Of note, the absolute incidence of cough at emergence (T0–T5) in our study was numerically (but not statistically) higher in the propofol group, almost reaching predefined statistical significance. While this could be a random effect, the prolonged extubation time associated with propofol may have given more time for patients to cough. This might also explain the increased incidence of sore throat in the propofol group.

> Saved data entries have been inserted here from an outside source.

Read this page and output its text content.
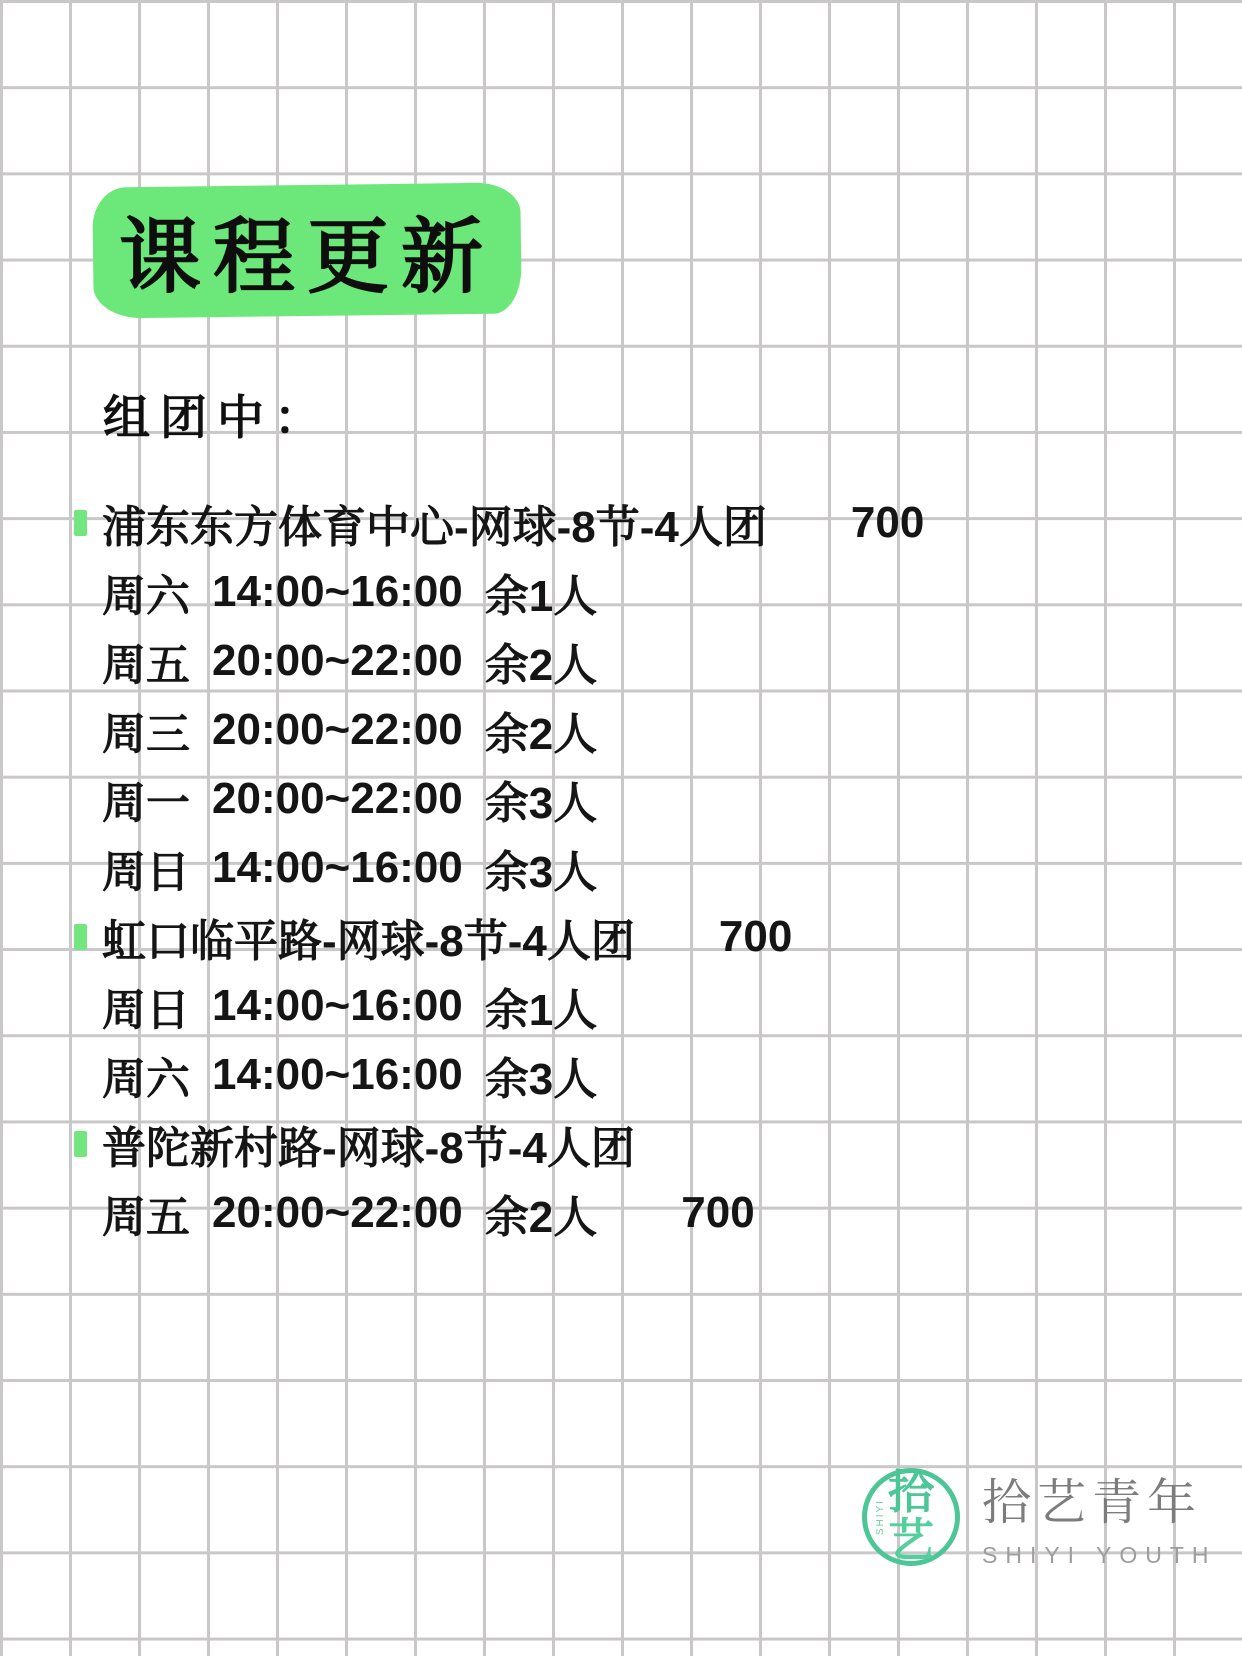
课程更新
组团中：
浦东东方体育中心-网球-8节-4人团 700
周六 14:00~16:00 余1人
周五 20:00~22:00 余2人
周三 20:00~22:00 余2人
周一 20:00~22:00 余3人
周日 14:00~16:00 余3人
虹口临平路-网球-8节-4人团 700
周日 14:00~16:00 余1人
周六 14:00~16:00 余3人
普陀新村路-网球-8节-4人团
周五 20:00~22:00 余2人 700
SHIYI 拾
艺
拾艺青年
SHIYI YOUTH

It is not clear why the use of a propofol bolus could not mimic the effect of a propofol infusion on the incidence of cough. Given the short distribution half-life of propofol, its antitussive effect may not cover the whole emergence when administered as a bolus. The pharmacokinetics of propofol are variable and we may have obtained another result with a different timing of administration, or with a different dose.

Strengths and limitations

The choice of MACage of 0.15 was arbitrary and based on the findings of our preliminary study. To recruit similar patients and to standardize the study, we excluded a good number of patients with a higher risk of coughing and adverse effects. Therefore, the results of the present study may not reflect the “real life” situation in the operating room at emergence from anesthesia. The effect of an iv bolus of propofol in these populations may need to be evaluated. The nonuse of opioids in the last 10–20 minutes prior to extubation was necessary to evaluate the sole effect of propofol administration on the incidence of coughing at emergence from anesthesia but does not reflect day-to-day practice. Furthermore, the incidence and severity of cough (evaluated using a 4-point scale) may have been too sensitive to appropriately measure our primary outcome in real-life situations. Nevertheless, we recruited a large number of patients using a strict protocol and a multitude of different clinical variables. We obtained interesting data concerning coughing dynamic at emergence.

In conclusion, a 0.5 mg·kg−1 iv propofol bolus administered at emergence did not reduce the incidence of cough occurring between T0 and T5 following a desflurane-based general anesthesia compared with placebo. Furthermore, it prolonged extubation time by 3.4 minutes on average. Finally, during recovery, the incidence of respiratory complications, PONV, agitation, and sedation were not different between groups.